Expansion is all the rage, and while the Big 12 is still not sold on growing its league back to 12 teams, there are, at least in reports, multiple teams that are looking to have their names considered.
Louisville, of the Big East, is exploring options. Florida State is, but they're not, but they already have been eying the Big 12. Clemson, Miami and Virginia Tech have been mentioned by the "take it with a grain of salt" folks at OrangeBloods.com ($$). TCU's athletic director spilled the beans, sort of confirming the idea that schools were reaching out to the league.
To me, the most interesting of these schools that have rumors swirling is Georgia Tech. On their own, the Yellow Jackets are an intriguing study as a football program. Rich history in four national titles, 16 conference championships, the 222-0 win over Cumberland in epic fashion and the ties to one of the game's great names, John Heisman.

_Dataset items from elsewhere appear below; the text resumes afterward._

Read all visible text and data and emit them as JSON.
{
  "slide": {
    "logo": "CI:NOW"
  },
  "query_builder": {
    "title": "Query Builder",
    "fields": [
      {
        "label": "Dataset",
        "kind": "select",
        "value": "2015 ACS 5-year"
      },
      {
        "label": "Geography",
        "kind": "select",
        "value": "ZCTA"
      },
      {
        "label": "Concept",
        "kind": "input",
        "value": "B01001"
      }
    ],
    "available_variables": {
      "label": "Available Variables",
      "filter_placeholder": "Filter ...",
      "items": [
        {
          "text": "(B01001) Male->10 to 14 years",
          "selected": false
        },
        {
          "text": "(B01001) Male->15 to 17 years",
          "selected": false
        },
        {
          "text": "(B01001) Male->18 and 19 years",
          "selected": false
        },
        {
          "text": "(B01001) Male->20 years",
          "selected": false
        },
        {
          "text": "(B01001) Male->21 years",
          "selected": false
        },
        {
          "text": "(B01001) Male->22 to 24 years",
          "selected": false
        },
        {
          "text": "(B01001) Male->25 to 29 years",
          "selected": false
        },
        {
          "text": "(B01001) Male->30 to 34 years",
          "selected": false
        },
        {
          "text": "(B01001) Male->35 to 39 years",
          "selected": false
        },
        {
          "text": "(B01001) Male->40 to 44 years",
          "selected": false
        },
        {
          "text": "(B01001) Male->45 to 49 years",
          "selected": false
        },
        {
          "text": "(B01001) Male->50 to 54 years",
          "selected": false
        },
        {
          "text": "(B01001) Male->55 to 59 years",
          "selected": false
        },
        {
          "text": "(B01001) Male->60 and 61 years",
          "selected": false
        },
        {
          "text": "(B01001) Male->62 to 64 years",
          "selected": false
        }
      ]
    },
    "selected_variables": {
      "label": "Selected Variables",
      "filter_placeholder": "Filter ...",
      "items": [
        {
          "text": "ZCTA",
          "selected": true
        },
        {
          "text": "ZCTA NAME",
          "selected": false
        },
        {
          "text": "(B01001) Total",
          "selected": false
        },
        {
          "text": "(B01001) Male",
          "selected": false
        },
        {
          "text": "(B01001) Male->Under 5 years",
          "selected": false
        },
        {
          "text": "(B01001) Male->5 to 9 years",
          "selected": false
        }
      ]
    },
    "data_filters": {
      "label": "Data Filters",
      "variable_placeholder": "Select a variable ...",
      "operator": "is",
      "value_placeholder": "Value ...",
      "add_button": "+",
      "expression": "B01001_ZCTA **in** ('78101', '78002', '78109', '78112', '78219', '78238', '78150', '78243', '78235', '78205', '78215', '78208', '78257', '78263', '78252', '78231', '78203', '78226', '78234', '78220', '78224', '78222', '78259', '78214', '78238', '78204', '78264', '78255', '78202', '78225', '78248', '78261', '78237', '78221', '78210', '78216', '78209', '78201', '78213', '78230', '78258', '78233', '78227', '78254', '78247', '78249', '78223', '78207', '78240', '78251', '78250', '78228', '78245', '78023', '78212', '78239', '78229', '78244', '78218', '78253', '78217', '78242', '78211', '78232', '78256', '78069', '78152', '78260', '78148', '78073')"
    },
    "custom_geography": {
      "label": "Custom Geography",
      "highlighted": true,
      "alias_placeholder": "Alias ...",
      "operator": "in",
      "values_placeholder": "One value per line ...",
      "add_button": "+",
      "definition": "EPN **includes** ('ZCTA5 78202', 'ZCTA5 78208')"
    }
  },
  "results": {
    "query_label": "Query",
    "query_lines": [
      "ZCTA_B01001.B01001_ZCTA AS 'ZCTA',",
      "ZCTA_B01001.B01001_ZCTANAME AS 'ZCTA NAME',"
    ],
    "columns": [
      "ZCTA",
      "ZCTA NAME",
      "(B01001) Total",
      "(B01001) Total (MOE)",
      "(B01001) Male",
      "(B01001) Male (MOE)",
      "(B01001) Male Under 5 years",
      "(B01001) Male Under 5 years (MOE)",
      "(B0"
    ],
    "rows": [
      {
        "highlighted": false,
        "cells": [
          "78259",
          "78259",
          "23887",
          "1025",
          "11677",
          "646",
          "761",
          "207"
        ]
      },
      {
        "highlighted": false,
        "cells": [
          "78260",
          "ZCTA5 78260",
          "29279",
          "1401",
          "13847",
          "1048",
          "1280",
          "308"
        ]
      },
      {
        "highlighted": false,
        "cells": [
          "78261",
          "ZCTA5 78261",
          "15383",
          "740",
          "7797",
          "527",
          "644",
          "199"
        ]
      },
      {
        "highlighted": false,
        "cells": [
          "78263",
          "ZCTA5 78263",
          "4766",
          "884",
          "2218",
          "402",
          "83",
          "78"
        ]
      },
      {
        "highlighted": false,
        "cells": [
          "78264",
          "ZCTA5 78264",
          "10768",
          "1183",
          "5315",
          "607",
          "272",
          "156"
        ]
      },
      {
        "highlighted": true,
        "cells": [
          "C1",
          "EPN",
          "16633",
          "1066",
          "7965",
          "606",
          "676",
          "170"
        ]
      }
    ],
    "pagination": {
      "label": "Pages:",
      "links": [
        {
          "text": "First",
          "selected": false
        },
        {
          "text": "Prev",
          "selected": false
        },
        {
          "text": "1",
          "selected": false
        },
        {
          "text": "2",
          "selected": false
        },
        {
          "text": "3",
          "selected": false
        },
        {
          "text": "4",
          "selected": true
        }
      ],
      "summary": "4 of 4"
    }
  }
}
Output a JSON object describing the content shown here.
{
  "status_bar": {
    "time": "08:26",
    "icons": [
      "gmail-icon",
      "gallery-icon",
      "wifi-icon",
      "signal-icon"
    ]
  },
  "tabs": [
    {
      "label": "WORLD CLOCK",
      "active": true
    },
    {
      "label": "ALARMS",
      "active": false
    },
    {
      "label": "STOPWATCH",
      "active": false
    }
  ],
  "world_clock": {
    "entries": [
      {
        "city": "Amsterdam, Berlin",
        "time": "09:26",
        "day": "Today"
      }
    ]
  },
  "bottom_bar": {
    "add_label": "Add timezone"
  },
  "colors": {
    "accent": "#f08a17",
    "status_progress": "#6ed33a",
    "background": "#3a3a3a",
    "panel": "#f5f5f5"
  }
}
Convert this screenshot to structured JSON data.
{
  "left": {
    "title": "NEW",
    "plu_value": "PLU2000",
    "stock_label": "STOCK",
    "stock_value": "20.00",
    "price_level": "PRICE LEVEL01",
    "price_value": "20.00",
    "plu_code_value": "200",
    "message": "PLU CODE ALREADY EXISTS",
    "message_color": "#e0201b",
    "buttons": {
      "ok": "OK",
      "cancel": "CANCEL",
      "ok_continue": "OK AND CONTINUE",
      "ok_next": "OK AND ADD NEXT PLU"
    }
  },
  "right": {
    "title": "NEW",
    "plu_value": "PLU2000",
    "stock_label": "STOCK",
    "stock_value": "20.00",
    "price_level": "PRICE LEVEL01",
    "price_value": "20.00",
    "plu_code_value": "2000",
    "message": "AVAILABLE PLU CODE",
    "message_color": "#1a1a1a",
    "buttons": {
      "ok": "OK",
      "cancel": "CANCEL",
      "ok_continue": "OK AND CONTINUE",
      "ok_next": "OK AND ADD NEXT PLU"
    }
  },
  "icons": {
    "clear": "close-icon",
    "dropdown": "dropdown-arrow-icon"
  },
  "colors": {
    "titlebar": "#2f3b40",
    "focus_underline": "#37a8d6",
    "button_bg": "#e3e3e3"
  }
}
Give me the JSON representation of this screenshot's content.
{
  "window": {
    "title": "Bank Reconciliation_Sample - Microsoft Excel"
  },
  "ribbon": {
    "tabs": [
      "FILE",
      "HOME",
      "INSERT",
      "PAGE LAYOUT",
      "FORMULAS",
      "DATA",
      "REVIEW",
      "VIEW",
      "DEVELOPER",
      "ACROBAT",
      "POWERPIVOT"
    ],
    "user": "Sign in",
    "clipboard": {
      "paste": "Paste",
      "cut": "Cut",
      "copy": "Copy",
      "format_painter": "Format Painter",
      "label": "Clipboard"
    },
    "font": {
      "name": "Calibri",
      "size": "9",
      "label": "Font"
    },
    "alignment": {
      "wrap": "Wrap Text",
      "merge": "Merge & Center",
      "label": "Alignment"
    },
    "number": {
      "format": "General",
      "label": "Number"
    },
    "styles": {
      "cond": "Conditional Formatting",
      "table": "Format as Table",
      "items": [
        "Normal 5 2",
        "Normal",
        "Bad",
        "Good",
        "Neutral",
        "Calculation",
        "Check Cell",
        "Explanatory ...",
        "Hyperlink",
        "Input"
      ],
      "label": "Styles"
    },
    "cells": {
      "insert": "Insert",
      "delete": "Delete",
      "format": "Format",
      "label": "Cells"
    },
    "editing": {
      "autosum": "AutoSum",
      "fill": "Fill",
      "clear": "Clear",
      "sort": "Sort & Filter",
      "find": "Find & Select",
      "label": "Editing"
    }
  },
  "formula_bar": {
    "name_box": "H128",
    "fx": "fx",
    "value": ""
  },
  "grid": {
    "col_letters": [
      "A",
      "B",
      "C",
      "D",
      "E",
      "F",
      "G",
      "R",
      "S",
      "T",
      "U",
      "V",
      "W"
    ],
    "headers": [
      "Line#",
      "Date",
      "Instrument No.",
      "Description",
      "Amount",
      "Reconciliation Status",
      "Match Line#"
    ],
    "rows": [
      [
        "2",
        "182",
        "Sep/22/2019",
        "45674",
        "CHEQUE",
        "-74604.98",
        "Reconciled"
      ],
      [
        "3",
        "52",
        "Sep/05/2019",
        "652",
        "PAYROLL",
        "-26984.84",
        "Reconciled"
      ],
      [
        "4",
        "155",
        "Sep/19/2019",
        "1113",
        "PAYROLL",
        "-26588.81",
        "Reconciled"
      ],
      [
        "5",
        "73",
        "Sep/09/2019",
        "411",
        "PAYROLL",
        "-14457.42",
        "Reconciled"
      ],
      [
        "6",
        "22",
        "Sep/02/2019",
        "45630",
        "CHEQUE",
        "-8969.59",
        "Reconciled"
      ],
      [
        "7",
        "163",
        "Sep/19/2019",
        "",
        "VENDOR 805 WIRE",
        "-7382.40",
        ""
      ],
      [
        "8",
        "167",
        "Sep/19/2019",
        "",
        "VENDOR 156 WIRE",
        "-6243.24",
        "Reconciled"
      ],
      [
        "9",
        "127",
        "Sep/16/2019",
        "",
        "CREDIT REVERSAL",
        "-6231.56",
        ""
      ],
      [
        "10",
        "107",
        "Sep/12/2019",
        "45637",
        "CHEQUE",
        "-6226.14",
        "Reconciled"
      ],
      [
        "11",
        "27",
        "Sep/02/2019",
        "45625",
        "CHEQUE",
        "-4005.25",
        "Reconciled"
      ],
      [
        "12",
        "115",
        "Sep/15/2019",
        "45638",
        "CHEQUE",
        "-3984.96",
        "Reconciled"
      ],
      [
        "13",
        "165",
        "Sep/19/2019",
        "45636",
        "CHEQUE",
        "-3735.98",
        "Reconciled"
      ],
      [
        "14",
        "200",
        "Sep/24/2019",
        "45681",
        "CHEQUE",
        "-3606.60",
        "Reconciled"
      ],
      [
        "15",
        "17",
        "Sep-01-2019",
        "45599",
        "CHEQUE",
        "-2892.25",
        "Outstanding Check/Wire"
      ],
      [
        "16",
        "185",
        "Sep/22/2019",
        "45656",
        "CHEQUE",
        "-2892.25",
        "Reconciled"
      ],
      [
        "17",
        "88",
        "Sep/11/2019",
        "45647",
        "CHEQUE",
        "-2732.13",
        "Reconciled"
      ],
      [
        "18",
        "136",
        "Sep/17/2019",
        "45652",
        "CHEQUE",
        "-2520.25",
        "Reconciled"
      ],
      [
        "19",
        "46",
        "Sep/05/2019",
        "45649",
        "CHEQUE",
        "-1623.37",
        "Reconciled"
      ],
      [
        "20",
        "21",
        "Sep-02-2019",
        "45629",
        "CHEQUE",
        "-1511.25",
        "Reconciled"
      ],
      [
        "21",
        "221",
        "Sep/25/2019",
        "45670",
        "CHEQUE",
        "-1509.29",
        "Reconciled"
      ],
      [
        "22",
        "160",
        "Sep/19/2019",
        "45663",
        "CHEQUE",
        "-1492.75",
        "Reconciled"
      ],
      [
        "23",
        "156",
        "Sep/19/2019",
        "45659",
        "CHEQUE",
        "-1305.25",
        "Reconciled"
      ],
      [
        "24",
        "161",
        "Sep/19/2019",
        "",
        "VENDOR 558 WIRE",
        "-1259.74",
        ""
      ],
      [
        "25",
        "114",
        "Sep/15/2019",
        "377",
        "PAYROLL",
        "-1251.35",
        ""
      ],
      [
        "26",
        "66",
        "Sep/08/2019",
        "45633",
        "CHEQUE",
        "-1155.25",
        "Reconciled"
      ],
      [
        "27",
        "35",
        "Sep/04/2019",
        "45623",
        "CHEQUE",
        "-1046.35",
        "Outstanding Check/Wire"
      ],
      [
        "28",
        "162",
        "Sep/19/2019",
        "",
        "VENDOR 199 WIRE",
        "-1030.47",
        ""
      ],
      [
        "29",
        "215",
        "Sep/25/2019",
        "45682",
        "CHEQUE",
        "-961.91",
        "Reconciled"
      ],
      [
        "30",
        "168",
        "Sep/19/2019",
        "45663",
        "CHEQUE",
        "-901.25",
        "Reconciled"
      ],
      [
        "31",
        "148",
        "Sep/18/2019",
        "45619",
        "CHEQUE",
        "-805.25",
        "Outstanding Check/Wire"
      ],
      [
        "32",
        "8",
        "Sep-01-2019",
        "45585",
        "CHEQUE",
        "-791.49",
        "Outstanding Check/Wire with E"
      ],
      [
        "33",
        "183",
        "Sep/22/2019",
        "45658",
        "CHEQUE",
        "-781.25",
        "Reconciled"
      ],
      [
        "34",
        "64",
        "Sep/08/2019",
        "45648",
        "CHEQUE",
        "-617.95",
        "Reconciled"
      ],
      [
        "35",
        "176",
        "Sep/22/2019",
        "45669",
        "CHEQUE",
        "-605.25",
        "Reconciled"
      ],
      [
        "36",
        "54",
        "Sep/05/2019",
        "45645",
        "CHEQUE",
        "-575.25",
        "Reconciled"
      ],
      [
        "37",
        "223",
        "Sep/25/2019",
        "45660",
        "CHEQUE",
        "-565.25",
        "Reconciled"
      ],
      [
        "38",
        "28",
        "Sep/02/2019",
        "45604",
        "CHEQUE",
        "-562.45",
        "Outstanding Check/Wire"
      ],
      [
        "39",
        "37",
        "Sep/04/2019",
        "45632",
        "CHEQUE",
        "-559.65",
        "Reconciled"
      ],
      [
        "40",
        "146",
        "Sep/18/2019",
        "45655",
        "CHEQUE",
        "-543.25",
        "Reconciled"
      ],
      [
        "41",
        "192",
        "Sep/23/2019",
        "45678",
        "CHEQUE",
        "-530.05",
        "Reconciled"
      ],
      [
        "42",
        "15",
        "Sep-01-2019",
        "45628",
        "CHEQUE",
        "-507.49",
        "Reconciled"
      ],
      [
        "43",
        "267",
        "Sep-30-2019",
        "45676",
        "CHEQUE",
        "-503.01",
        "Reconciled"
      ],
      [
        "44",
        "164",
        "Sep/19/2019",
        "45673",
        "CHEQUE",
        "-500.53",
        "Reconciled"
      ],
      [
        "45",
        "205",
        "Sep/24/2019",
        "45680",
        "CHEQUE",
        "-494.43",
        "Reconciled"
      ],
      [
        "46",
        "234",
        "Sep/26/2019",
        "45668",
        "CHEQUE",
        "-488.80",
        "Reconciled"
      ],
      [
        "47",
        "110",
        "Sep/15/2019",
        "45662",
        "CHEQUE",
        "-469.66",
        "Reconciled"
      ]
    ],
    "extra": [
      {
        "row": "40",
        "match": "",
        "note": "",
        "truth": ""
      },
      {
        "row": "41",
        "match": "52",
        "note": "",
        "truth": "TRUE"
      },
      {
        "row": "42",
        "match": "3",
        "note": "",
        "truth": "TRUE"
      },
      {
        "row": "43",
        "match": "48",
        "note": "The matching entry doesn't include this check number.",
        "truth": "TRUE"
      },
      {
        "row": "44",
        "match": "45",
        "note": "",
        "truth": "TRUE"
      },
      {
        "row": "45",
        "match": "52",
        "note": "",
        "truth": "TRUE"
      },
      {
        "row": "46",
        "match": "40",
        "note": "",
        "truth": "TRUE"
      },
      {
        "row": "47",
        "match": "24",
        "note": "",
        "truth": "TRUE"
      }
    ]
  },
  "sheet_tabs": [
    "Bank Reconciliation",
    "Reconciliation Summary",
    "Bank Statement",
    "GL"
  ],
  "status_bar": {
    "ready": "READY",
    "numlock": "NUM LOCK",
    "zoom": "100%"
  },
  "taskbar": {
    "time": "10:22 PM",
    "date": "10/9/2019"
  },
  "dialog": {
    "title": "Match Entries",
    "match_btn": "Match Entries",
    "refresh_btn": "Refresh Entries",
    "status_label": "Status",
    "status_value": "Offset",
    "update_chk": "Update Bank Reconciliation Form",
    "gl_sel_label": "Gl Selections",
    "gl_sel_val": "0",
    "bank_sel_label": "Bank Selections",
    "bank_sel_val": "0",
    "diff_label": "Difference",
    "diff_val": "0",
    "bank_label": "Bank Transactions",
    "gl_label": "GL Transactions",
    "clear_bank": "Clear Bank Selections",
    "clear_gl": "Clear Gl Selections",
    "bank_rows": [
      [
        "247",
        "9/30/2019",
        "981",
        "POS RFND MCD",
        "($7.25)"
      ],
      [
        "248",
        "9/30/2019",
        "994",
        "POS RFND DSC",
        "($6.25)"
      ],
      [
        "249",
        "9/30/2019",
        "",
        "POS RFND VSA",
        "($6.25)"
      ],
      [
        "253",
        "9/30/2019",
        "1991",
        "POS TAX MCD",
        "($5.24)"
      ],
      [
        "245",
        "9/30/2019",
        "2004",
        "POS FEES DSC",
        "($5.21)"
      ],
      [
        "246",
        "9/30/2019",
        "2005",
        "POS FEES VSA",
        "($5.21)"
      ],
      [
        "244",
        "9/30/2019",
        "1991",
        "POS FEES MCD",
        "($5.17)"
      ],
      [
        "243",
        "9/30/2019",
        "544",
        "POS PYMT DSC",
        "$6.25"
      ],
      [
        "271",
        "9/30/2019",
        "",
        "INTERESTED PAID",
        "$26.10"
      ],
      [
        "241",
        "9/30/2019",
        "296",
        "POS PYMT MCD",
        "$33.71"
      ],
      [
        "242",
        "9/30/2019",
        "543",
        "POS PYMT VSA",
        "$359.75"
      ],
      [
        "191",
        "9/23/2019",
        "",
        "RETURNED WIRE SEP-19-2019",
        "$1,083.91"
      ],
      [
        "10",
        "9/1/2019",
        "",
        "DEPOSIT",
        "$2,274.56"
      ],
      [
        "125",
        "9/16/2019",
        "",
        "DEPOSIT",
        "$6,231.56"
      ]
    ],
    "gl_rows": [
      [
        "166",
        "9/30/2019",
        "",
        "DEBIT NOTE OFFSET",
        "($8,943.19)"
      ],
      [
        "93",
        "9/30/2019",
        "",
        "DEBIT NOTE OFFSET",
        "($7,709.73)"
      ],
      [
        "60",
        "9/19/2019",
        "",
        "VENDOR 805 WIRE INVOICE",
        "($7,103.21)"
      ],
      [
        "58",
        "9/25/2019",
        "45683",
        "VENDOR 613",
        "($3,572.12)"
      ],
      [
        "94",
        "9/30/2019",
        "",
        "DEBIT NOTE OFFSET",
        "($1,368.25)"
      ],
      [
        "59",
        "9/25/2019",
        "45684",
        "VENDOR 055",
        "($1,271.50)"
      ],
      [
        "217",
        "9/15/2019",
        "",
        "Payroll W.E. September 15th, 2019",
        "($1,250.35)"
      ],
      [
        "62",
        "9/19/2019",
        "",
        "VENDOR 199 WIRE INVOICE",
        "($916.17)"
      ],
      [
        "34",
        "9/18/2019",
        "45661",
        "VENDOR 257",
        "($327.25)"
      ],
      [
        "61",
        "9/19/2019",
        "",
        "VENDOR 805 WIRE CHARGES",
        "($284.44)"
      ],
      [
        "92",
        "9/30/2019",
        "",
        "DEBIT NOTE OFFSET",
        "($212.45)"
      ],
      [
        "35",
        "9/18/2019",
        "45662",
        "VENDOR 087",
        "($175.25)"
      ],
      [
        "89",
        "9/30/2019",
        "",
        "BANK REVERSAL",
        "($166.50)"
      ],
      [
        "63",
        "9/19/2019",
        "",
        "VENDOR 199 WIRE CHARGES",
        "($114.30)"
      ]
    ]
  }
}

The 40 bowl games to their credit is a top-15 number in the college football world—more than Florida, Arkansas, Auburn, Texas A&M, Wisconsin and plenty of other programs.
However, to go with all of that success is a more recent view of the Jackets. They are a team that has not won a bowl game since 2004's beating of Syracuse in the Champs Sports Bowl. A team with just one conference title since their 1990 national championship. A team that, both nationally and regionally, has seen its luster fade.
The Jackets that we see today are merely a shell, as a program, of the team that won a title two decades ago.
That said, we all know conference expansion is not merely about success as a program. Texas A&M has not been a tremendous bastion of football greatness and the SEC still snatched them up. Colorado, simply put, was God-awful at the time the Pac-12 chose the Buffaloes as one of their newest members.
If the Big 12 expands, who should accompany Florida State?
Boise State, piling up wins like nobody's business, could not get an invite from the Big 12 or Pac-12, two leagues that, at least geographically, could have better housed the Broncos than the Big East.
Some folks see the Jackets as a great push for the Big 12. They are, after all, in Atlanta, the nation's eighth-largest television marketplace and an easy place to get a flight into for all the travel associated with collegiate athletics. Perhaps that is some of the allure with the Yellow Jackets when it comes to considering them.
Absolutely the ease of travel idea is correct. Getting to Atlanta from anywhere in the USA is a relatively easy task. However, the idea about Atlanta as a media market carried by Georgia Tech and the benefit of adding the Jackets is one that a lot of people whiff on. The Jackets don't carry Atlanta.
The ATL loves college football, but make no mistake about it, it is an SEC town. The way it embraces the SEC title game and loves the Georgia Bulldogs makes that point pretty clear.
Chasing a media market by grabbing a team in the area is not the best move. Ask the ACC how that worked out with Boston College. While the Jackets have more of a foothold in the Atlanta market than the Eagles, the same principles apply: You have to know what a team is worth in their market before you assume it will carry the area for you.
Even in great years, Boston College has very little "real" value in the Boston Market. Georgia Tech carries more cache with an Atlanta population that loves college football, but that real value must still be considered.
If the Big 12 is looking to expand, it is clear that Florida State, save for Notre Dame, is the big fish out there swimming. The traveling partner for the Seminoles has to be up for grabs, and at first blush, the Yellow Jackets seem to be quite appealing, at least off the field.
Hopefully Bob Bowlsby won't fall into the trap—the allure of the Atlanta market may seem too good to pass up; it is not. Opt for the culture and on-field success, the viewers will come organically. As the ACC realized with Boston College, just having a team in the major market does not guarantee a true bump.